Order Controller is classic Kubernetes controller implementation which reconciles Orders and monitors Endpoints and Secrets. In a similar fashion the ArtifactWorkflow Controller reconciles ArtifactWorkflows and instantiates and tracks Argo Workflows based on the ArtifactType. Both controllers are contained in the ARC Controller Manager.
An Order contains the information what artifacts should be processed and tracks generation numbers of referenced Endpoints and Secrets to detect changes.
An Endpoint contains the information about a source or destination for artifacts.
The Order Controller creates ArtifactWorkflow resources which are minimal, idempotent representations of artifacts to be processed.

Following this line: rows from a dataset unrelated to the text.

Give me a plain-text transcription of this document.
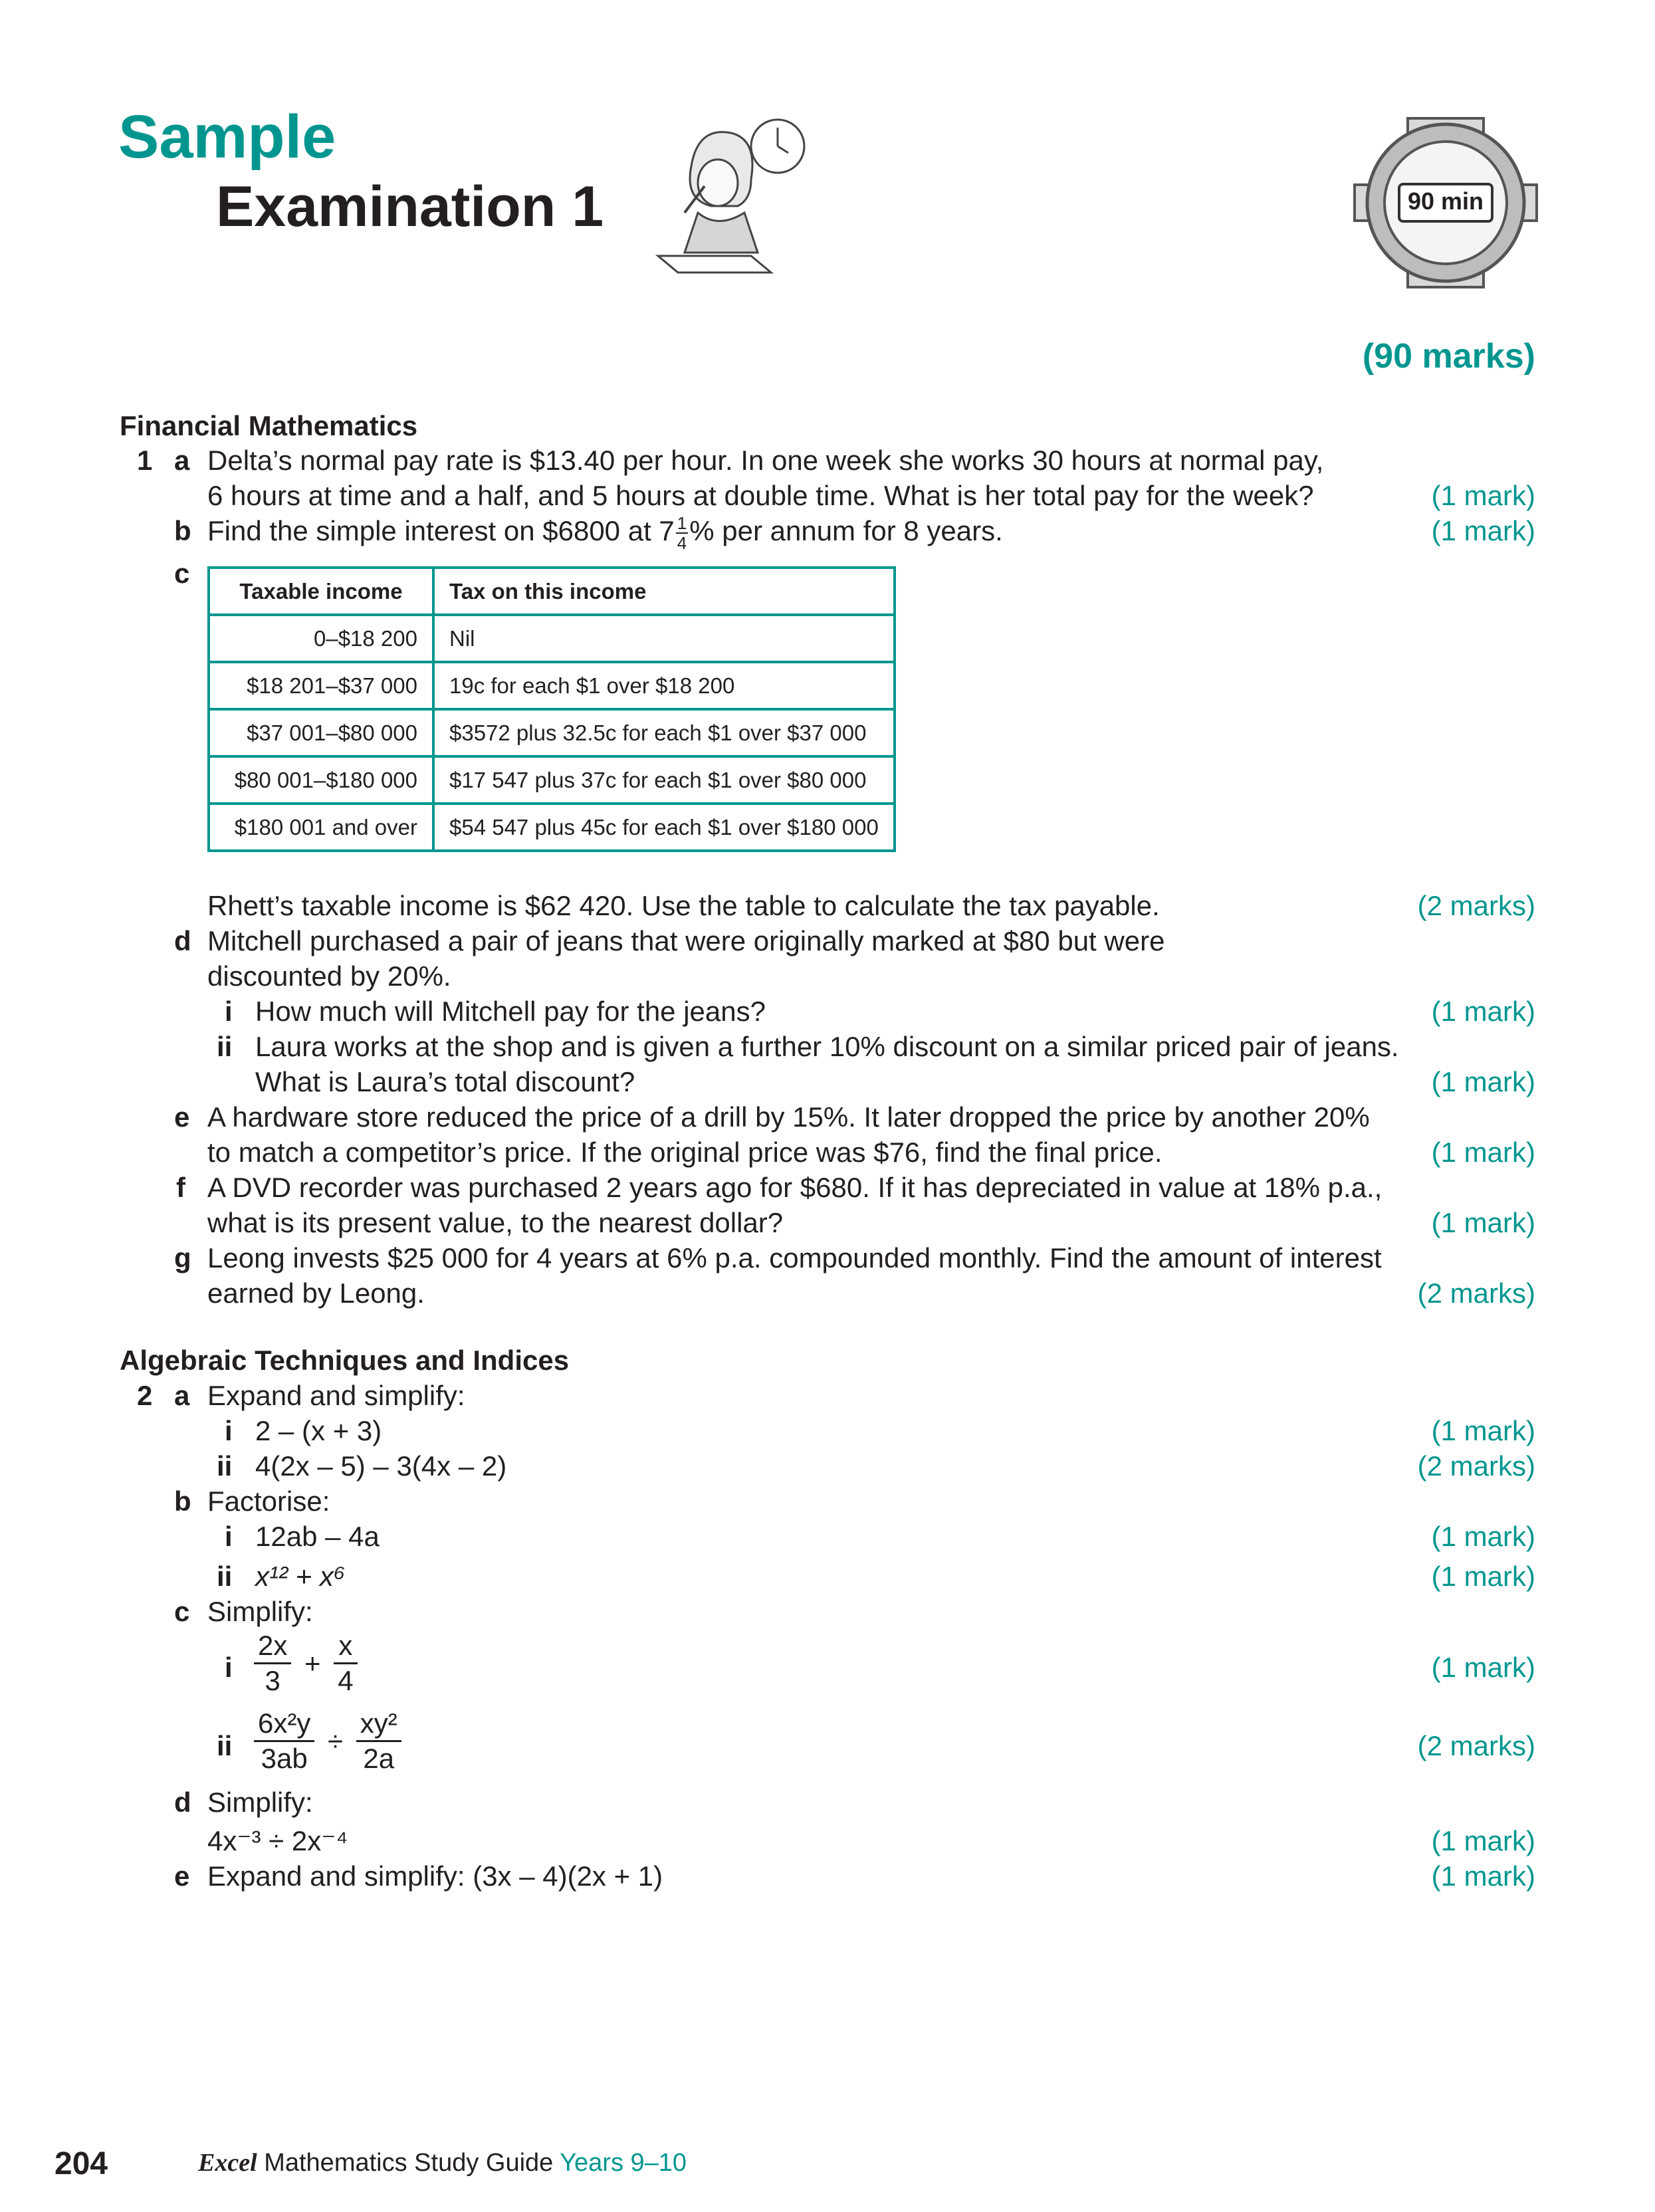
Sample
Examination 1	90 min
(90 marks)
Financial Mathematics
1 a Delta’s normal pay rate is $13.40 per hour. In one week she works 30 hours at normal pay,
6 hours at time and a half, and 5 hours at double time. What is her total pay for the week?	(1 mark)
b Find the simple interest on $6800 at $7 \frac{1}{4}$ % per annum for 8 years.	(1 mark)
c
Taxable income	Tax on this income
0–$18 200	Nil
$18 201–$37 000	19c for each $1 over $18 200
$37 001–$80 000	$3572 plus 32.5c for each $1 over $37 000
$80 001–$180 000	$17 547 plus 37c for each $1 over $80 000
$180 001 and over	$54 547 plus 45c for each $1 over $180 000
Rhett’s taxable income is $62 420. Use the table to calculate the tax payable.	(2 marks)
d Mitchell purchased a pair of jeans that were originally marked at $80 but were
discounted by 20%.
i How much will Mitchell pay for the jeans?	(1 mark)
ii Laura works at the shop and is given a further 10% discount on a similar priced pair of jeans.
What is Laura’s total discount?	(1 mark)
e A hardware store reduced the price of a drill by 15%. It later dropped the price by another 20%
to match a competitor’s price. If the original price was $76, find the final price.	(1 mark)
f A DVD recorder was purchased 2 years ago for $680. If it has depreciated in value at 18% p.a.,
what is its present value, to the nearest dollar?	(1 mark)
g Leong invests $25 000 for 4 years at 6% p.a. compounded monthly. Find the amount of interest
earned by Leong.	(2 marks)
Algebraic Techniques and Indices
2 a Expand and simplify:
i 2 – (x + 3)	(1 mark)
ii 4(2x – 5) – 3(4x – 2)	(2 marks)
b Factorise:
i 12ab – 4a	(1 mark)
ii x¹² + x⁶	(1 mark)
c Simplify:
i $\frac{2x}{3} + \frac{x}{4}$	(1 mark)
ii $\frac{\text{6x²y}}{3ab} \div \frac{\text{xy²}}{2a}$	(2 marks)
d Simplify:
4x⁻³ ÷ 2x⁻⁴	(1 mark)
e Expand and simplify: (3x – 4)(2x + 1)	(1 mark)
204	Excel Mathematics Study Guide Years 9–10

When an Endpoint or referenced Secret changes (detected via generation tracking), the controller automatically recreates the rendered configuration and triggers ArtifactWorkflow recreation.

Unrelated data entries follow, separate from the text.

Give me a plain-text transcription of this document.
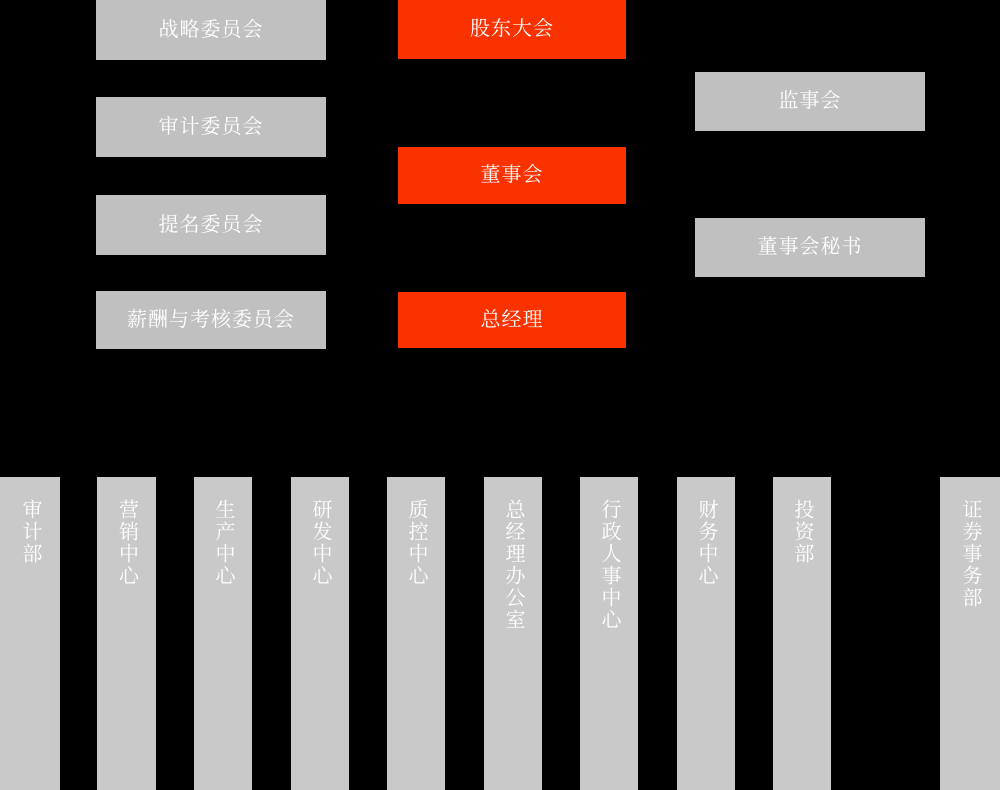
战略委员会
审计委员会
提名委员会
薪酬与考核委员会
股东大会
董事会
总经理
监事会
董事会秘书
审计部	营销中心	生产中心	研发中心	质控中心	总经理办公室	行政人事中心	财务中心	投资部	证券事务部
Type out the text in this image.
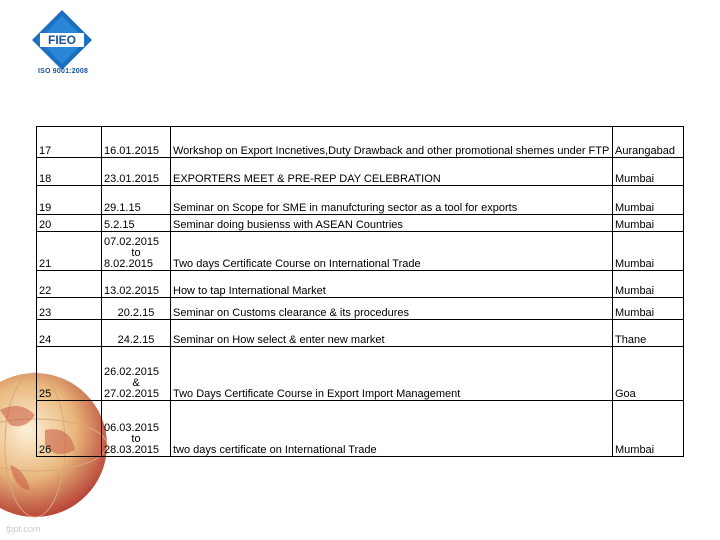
FIEO
ISO 9001:2008
17	16.01.2015	Workshop on Export Incnetives,Duty Drawback and other promotional shemes under FTP	Aurangabad
18	23.01.2015	EXPORTERS MEET & PRE-REP DAY CELEBRATION	Mumbai
19	29.1.15	Seminar on Scope for SME in manufcturing sector as a tool for exports	Mumbai
20	5.2.15	Seminar doing busienss with ASEAN Countries	Mumbai
21	07.02.2015
to
8.02.2015	Two days Certificate Course on International Trade	Mumbai
22	13.02.2015	How to tap International Market	Mumbai
23	20.2.15	Seminar on Customs clearance & its procedures	Mumbai
24	24.2.15	Seminar on How select & enter new market	Thane
25	26.02.2015
&
27.02.2015	Two Days Certificate Course in Export Import Management	Goa
26	06.03.2015
to
28.03.2015	two days certificate on International Trade	Mumbai
fppt.com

An ArtifactType specifies the processing rules and workflow templates for artifact types (e.g. oci, helm).
Pros¶
- Using dedicated
etcddoes not clutter the infra etcd - Storage can be changed later on if necessary
- Keep the declarative style of Kubernetes while having complete freedom on the API implementation
- Argo Workflows allows us to focus on the domain of the product without reinventing the wheel
- Qotas and Fairness easy without writing code via Kueue
- Idempotency: Generation tracking ensures configuration changes are reliably detected and handled without race conditions
- Minimal Resource Overhead: Small
ArtifactWorkflowresources with externalized configuration reduce API load and enable efficient scaling
Cons¶
- Building addon apiservers directly on the raw api-machinery libraries requires non-trivial code that must be maintained and rebased as the raw libraries change.
- Steep learning curve when starting the project and steeper learning curve when joining the project.
- Generation tracking adds complexity to the reconciliation logic that must be carefully maintained
Decision Outcome¶
Chosen Option: Solution E.
Because the solution is the one that provides the most flexibility while the necessity to write own code for many parts is minimized. The flexibility comes from utilizing the CNCF projects Argo Workflows and Kueue for building the workflow engine. The project itself can focus on the order process and the handling of endpoints.